Why The Suns Have The Advantage
It starts with stability at the top. Booker is giving them reliable shot creation every night, and the Suns don’t have to beg for offense to exist. He’s not just scoring, he’s setting the table too, and that matters against a Warriors defense that can get chaotic when the game speeds up.
The Suns also have a cleaner path to winning the “normal” way, especially at home. They can run a real half-court game through Booker, then lean on Williams to clean up possessions.
Williams giving them 8.3 rebounds per game is not just some number; it’s how you survive the Curry avalanche. You miss shots, you give up long rebounds, and suddenly you’re down 12 in two minutes. The Suns need that second-chance and possession control angle to keep the game from turning into a track meet.
And if Grayson Allen plays, it gets even more important. He’s at 16.3 points per game and hits 39.2% from three, which is exactly the kind of “don’t help off me” gravity you need when Curry is forcing your defense to scramble on the other end. Plus, he leads the Suns at 1.7 steals per game, and that’s the sneaky way you steal a game like this, one or two live-ball turnovers that turn into quick points.

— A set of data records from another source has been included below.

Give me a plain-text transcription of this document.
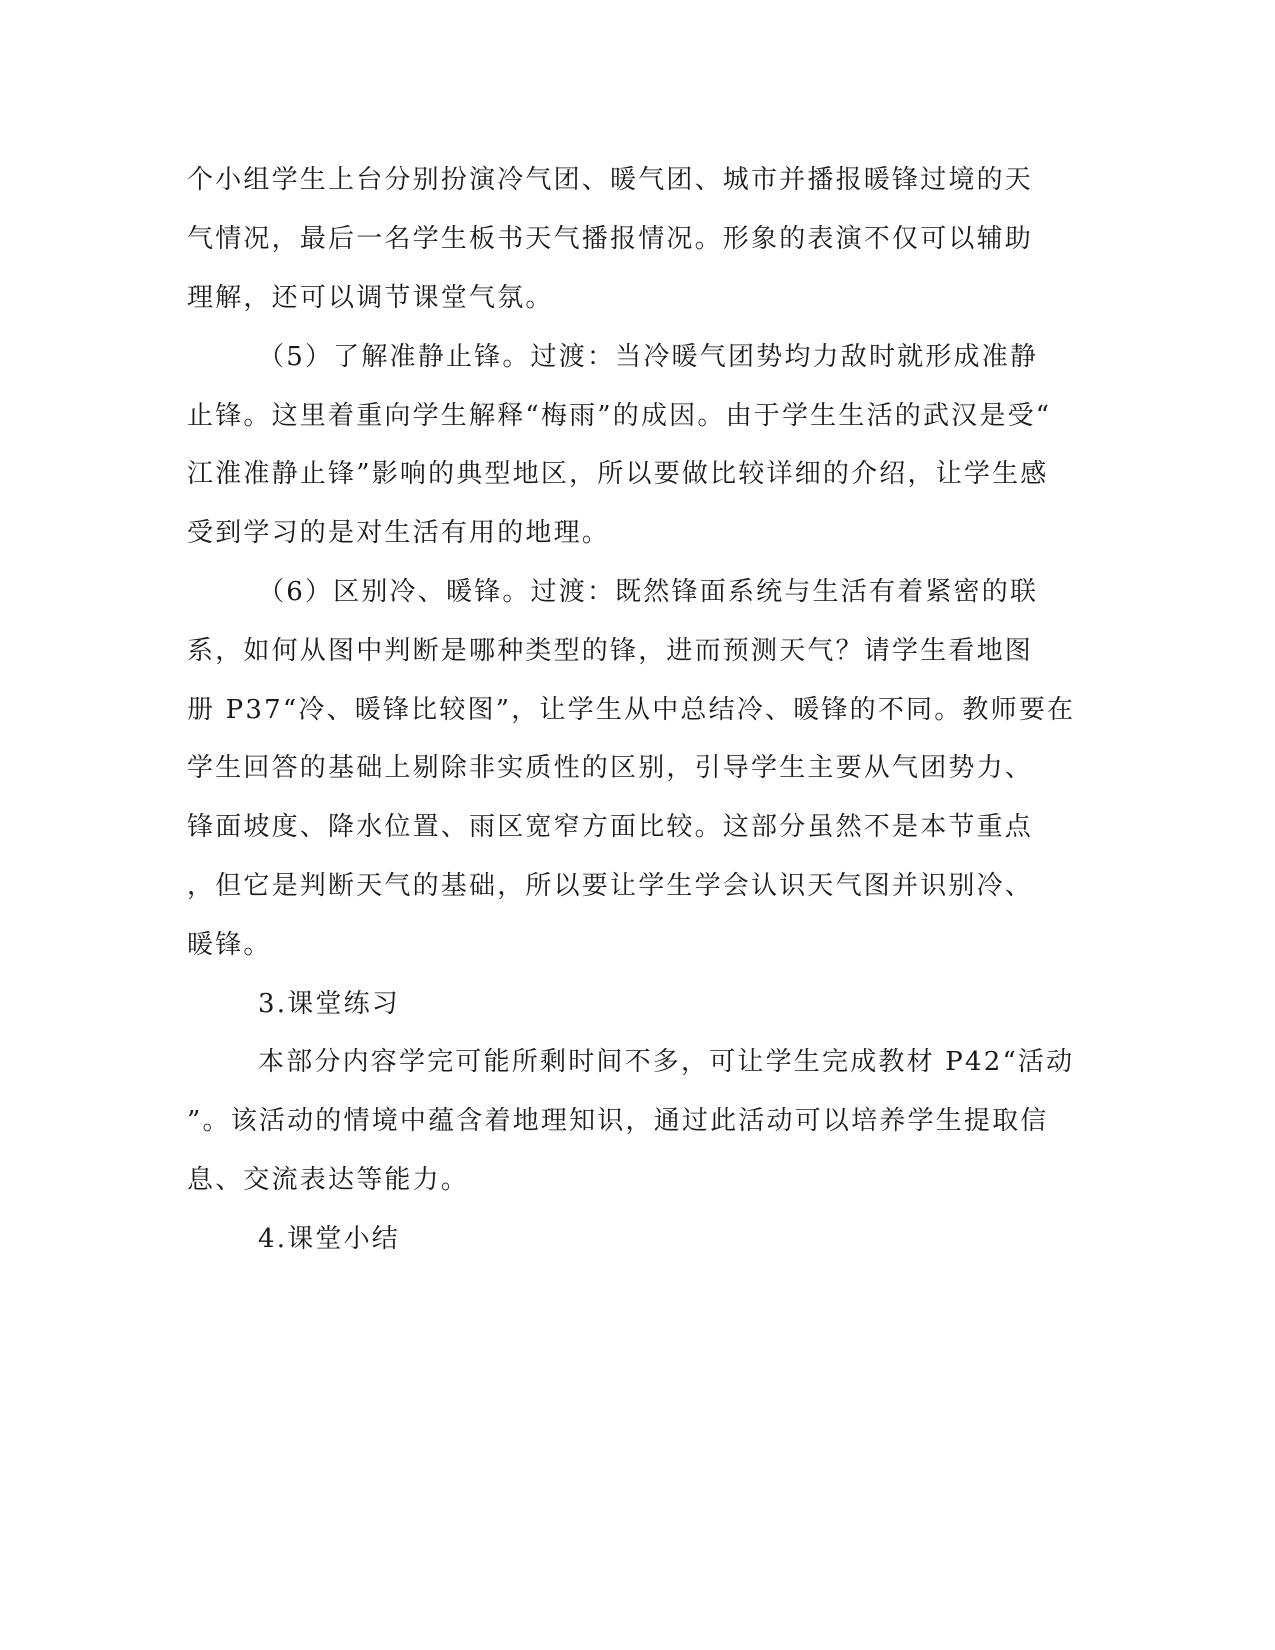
个小组学生上台分别扮演冷气团、暖气团、城市并播报暖锋过境的天
气情况，最后一名学生板书天气播报情况。形象的表演不仅可以辅助
理解，还可以调节课堂气氛。
（5）了解准静止锋。过渡：当冷暖气团势均力敌时就形成准静
止锋。这里着重向学生解释“梅雨”的成因。由于学生生活的武汉是受“
江淮准静止锋”影响的典型地区，所以要做比较详细的介绍，让学生感
受到学习的是对生活有用的地理。
（6）区别冷、暖锋。过渡：既然锋面系统与生活有着紧密的联
系，如何从图中判断是哪种类型的锋，进而预测天气？请学生看地图
册 P37“冷、暖锋比较图”，让学生从中总结冷、暖锋的不同。教师要在
学生回答的基础上剔除非实质性的区别，引导学生主要从气团势力、
锋面坡度、降水位置、雨区宽窄方面比较。这部分虽然不是本节重点
，但它是判断天气的基础，所以要让学生学会认识天气图并识别冷、
暖锋。
3.课堂练习
本部分内容学完可能所剩时间不多，可让学生完成教材 P42“活动
”。该活动的情境中蕴含着地理知识，通过此活动可以培养学生提取信
息、交流表达等能力。
4.课堂小结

The other big swing is that the Suns know what they are without Jalen Green. He’s been out, and they’ve been building their rotation around it. This isn’t some sudden shock that changes their identity overnight; it’s just another night where the supporting guys have to hit shots and defend hard.
Why The Warriors Have The Advantage
It’s the simplest advantage in the league: the Warriors have Curry, and the Suns have to live through it.

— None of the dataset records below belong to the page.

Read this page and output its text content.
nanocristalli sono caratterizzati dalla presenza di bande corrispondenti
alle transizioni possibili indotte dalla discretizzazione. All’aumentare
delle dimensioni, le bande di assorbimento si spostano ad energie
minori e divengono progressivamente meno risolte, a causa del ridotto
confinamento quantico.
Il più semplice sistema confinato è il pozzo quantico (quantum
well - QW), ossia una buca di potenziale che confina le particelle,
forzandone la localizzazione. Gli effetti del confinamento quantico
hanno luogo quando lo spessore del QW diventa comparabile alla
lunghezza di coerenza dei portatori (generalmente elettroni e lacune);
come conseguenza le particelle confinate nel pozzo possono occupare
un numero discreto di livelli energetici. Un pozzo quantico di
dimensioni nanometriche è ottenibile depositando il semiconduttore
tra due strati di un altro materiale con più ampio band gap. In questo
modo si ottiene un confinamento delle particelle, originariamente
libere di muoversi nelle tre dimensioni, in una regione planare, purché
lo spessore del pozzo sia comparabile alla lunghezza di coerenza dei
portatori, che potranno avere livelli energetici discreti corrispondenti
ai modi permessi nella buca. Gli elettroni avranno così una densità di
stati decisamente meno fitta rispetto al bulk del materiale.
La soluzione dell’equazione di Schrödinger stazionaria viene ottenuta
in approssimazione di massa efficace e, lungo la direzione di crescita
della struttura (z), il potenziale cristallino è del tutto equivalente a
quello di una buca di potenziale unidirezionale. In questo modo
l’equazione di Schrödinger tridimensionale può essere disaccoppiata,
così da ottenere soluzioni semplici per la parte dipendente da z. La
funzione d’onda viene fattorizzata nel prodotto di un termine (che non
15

He’s at 29.6 points per game, and the recent form is even scarier. That 48-point night against the Trail Blazers wasn’t empty calories either. It was one of those games where it felt like every possession could end in a triple. He’s been averaging 43.5 points over his last two games since returning from a quadriceps injury. When Curry gets into that “this is my gym” rhythm, the opponent’s game plan starts to look like a suggestion.
And it’s not just him anymore. The Warriors have actual secondary pressure. Jimmy Butler is putting up 19.1 points, 5.9 rebounds, and 5.0 assists per game on 51.0% from the field. Even when his scoring isn’t pretty, he can drag possessions into the paint, force whistles, and keep the Warriors from turning into a one-man show.
The other thing: the Warriors are getting more aggressive about rotation choices and roles. There’s been a lot of lineup shuffling, but the reporting around Jonathan Kuminga’s return to the rotation matters because he’s their best “athletic chaos” forward, and he leads the team in rebounds at 6.3 per game. If the Warriors can win the energy battle on the glass just enough, that’s when the Curry run becomes permanent.
Even with Al Horford out, the Warriors can still play their preferred style: switch, scrap, speed the game up, and trust Curry to make math unfair.
Suns vs. Warriors Prediction
This feels like a game that swings on two things.
First, the Suns’ perimeter availability. If Allen plays and looks close to normal, the Suns can actually punish the Warriors for over-helping, and they’ll have more bodies to throw at Curry. If Allen sits, the Suns’ margin gets thinner, because you’re asking Booker to be perfect while also surviving the Curry shooting contest.
Second, the Warriors’ shot profile. If Curry is hitting early, the whole game tilts. The Suns can be the more “balanced” team, the more traditional team, and still lose because one guy turns it into a three-point contest you didn’t agree to.
I’m taking the Warriors in a close one because Curry’s current heater looks real, and Golden State has enough extra juice with Butler to survive the stretches where Booker starts cooking.